Starbucks baristas must share their tips with shift supervisors, a federal appeals court ruled yesterday. The three-judge panel of the 2nd U.S. Circuit Court of Appeals concluded that because Starbucks' shift supervisors perform essentially the same functions as baristas—serving customers food and beverages—they were entitled to a portion of the shared tips. Baristas in Queens brought a lawsuit against the Seattle-based company in 2008, alleging that sharing tips with the supervisors violated a state law that prohibits management from sharing in employee tips.

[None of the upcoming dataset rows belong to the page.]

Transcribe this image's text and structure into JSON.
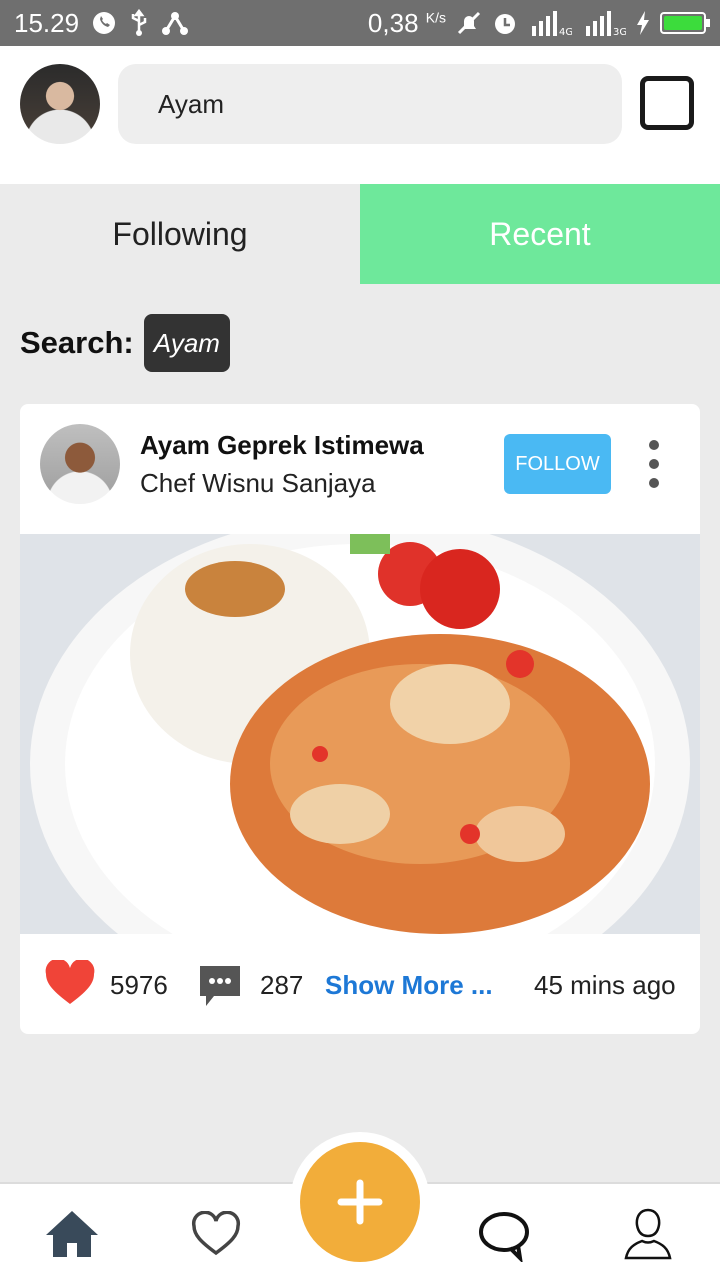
{
  "status_bar": {
    "time": "15.29",
    "net_speed": "0,38",
    "net_unit": "K/s",
    "net_4g": "4G",
    "net_3g": "3G"
  },
  "header": {
    "search_value": "Ayam"
  },
  "tabs": [
    {
      "label": "Following",
      "active": false
    },
    {
      "label": "Recent",
      "active": true,
      "color": "#6ee89b"
    }
  ],
  "search_filter": {
    "label": "Search:",
    "chip": "Ayam"
  },
  "post": {
    "title": "Ayam Geprek Istimewa",
    "author": "Chef Wisnu Sanjaya",
    "follow_label": "FOLLOW",
    "likes": "5976",
    "comments": "287",
    "show_more": "Show More ...",
    "time_ago": "45 mins ago"
  },
  "colors": {
    "accent_green": "#6ee89b",
    "follow_blue": "#4ab9f3",
    "fab_orange": "#f2ad3a",
    "link_blue": "#1d78d6",
    "heart_red": "#f04438"
  },
  "bottom_nav": {
    "items": [
      "home-icon",
      "heart-icon",
      "add-icon",
      "chat-icon",
      "profile-icon"
    ]
  }
}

Though technically given more responsibility than baristas, shift supervisors don't have authority that would allow them to fire an employee. "Thus, while shift supervisors may be able to coach baristas, they cannot formally discipline them," the panel said. "On this record, no fact finder could conclude that shift supervisors have such a 'substantial' degree of 'managerial responsibility' that they are no longer akin to 'general wait staff.'" This new ruling comes to the same conclusions as the New York Court of Appeals, which ruled in favor of tip sharing earlier this year.

New York City baristas revealed to the Times that $1.20 to $1.80 an hour was the amount each barista earned in tips during an average shift. Average salaries hover around $10 after three years for both baristas and shift supervisors, meaning that with tips employees at the coffee giant earn a living wage; but just barely.